Alessandro Bottoni abottoni@quadrante.com
Thu, 21 Feb 2002 11:46:00 +0100


----- Original Message -----
From: "Sam Brauer" <sam@webslingerZ.com>
To: <xml-sig@python.org>
Sent: Wednesday, February 20, 2002 7:45 PM
Subject: [XML-SIG] Re: Re: Maki: great!


[Sam Brauer]
maki comes with some example logicsheets.  One provides a set of tags that
allows you to embed SQL queries in your pages and inserts the results as
several nested elements in the page.  Another provides a tag set for
obtaining data from an HTTP request.
Example pages that use both of these are installed with maki.

I would like to include more examples, but nothing so elaborate as a
portal.

[Alessandro Bottoni]
Of course! The existing examples will be enough (even if I did not study
them yet...).

[Sam Brauer]
As other people have pointed out on this list, there are already
Python-based portal systems you could use.  To write a maki-based one
that's comparable would not be a trivial undertaking.  I'm sure it could
be done, but I'm not going to do it unless I need to create a portal site
for a client and find that the existing systems don't suit my needs.
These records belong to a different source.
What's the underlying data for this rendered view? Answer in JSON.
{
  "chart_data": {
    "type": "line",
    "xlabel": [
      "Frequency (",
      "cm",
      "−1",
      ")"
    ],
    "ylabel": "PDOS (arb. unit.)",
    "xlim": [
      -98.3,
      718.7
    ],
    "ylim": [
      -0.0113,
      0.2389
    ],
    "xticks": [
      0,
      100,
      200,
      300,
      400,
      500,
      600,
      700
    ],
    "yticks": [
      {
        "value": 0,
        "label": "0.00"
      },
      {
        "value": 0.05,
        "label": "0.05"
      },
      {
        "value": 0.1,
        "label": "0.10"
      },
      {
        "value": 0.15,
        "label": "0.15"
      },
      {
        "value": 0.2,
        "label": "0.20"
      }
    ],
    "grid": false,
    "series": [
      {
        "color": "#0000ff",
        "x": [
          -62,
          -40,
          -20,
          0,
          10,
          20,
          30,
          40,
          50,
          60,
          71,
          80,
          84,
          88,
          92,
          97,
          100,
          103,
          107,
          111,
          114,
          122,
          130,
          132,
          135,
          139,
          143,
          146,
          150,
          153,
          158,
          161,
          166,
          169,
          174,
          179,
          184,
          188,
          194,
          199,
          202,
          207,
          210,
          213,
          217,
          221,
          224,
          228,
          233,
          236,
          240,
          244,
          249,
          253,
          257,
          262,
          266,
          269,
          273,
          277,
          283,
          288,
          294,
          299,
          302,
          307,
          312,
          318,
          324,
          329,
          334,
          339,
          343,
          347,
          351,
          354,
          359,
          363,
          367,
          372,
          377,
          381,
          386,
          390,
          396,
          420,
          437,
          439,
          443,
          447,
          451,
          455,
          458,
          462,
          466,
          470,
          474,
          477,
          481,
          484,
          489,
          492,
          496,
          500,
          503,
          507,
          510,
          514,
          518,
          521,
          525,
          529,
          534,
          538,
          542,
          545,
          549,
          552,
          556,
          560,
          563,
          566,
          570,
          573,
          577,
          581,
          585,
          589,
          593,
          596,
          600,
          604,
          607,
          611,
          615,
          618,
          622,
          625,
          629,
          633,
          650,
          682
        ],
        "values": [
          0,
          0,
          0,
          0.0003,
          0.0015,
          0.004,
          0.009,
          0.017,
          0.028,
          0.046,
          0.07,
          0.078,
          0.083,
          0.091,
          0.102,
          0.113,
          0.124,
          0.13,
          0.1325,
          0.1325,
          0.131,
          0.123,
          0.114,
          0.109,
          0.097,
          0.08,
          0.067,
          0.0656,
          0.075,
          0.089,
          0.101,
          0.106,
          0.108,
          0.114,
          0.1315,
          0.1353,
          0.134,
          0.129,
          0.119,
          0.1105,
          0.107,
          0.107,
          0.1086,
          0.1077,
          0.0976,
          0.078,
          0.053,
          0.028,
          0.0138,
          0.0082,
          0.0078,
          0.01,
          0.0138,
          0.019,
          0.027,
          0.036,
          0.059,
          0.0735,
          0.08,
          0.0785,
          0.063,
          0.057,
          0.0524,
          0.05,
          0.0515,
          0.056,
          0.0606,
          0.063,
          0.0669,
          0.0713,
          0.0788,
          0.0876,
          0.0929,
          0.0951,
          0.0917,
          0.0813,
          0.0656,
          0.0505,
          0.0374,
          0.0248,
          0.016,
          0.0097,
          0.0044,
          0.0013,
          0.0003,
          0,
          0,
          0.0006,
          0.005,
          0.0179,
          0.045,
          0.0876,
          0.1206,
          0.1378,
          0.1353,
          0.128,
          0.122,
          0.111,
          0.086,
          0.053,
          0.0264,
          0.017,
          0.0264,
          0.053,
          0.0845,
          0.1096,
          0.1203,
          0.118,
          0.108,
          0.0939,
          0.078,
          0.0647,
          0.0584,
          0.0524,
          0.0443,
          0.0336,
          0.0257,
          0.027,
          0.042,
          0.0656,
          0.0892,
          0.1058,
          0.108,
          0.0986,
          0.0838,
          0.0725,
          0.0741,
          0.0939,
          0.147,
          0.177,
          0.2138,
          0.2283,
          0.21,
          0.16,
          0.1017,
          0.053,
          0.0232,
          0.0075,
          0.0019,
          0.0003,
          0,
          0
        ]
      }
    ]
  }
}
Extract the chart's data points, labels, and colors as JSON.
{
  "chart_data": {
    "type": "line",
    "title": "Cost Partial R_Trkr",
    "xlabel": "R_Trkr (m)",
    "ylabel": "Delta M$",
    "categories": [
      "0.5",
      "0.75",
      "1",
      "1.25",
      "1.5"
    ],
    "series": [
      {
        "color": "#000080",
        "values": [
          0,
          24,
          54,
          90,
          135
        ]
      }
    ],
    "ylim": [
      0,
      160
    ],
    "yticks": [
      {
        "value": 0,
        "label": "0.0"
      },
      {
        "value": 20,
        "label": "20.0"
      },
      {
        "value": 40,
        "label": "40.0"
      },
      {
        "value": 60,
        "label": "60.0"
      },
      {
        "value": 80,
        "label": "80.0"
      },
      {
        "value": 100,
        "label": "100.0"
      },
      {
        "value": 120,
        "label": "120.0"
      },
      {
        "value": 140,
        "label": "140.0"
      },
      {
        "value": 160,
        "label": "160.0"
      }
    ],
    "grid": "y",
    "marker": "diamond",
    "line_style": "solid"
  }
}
If you write one, I would definitely check it out :)

[Alessandro Bottoni]
I cannot agree. I looked for something like ezPublish (or even the less
sophisticated PHPNuke) in the Python world for a while. There is nothing
like that.
WebWare is more an application server than a framework. You have to develop
the whole web app from scratch and this is not what solves my problems.
Zope is too "rigid" and complex. You have to study it in depth and this
require time, the time we do not have. Moreover, it is quite hard to change
or extend it.
No, sorry, there is any real alternative to ezPublish or PHPNuke in the
Python world, at the moment.

Deeveloping a Maki based system is a hard task, for sure, but it is the kind
of task we are payed for. I will largely prefer to develop a "archetypic
portal" like ezPublish once rather than re-write it several times, with just
small differencers. If you use ezPublish for a while you realize this: a
good system like that can meet the needs of the customer quite often and
change it is not very difficult. It is worth to show it to the customer and
search a meeting point between what it can do (with small changes) and what
the customer wants (normally, small UI toys and a gorgeous graphic). This
saves a lot of time and efforts.

[Sam Brauer]
I'm using maki right now to do a site that has all the tasks you listed
(article publishing, poll management, calendar, etc).  What I like about
maki is that it provides a great framework on which to build these
things, and it's generic enough that one could build almost any type of
webapp on it.  But writing webapps that are generally reusable for many
websites is hard.   The next time I have a need for an article publishing
system, I'll probably use the one I'm writing now as a starting point.
But I'm sure I'll have to make modifications so that it suits the needs of
the next project.  Though both sites have a concept of articles and a need
to publish them, each site may have very different concepts of what
constitutes an article, or how articles should be categorized, or how
articles can be related to other articles, etc.
Gee... I'm getting depressed now.  On the positive side, at least there's
job security in knowing that there's always more custom work to do ;)

[Alessandro Bottoni]
I cannot agree, again :-)
Making a "standard" web app is not so hard and ezPublish is a good
demonstration of this concept. Most customers want the same features with
just small differences. If your company has a skilled salesman, he/she can
easily show a standard portal like ezPublish to the customer, discuss it
with the customer and bring you a customer request that is 80-90% identical
to ezPublish. Quite often, the most important change is the site graphics.
Most features are already presents and you just have to configure them. Real
code chenges are quite rare and, in any case, can be easily be implmented in
a resuable way. That is a good care for depression, IMHO.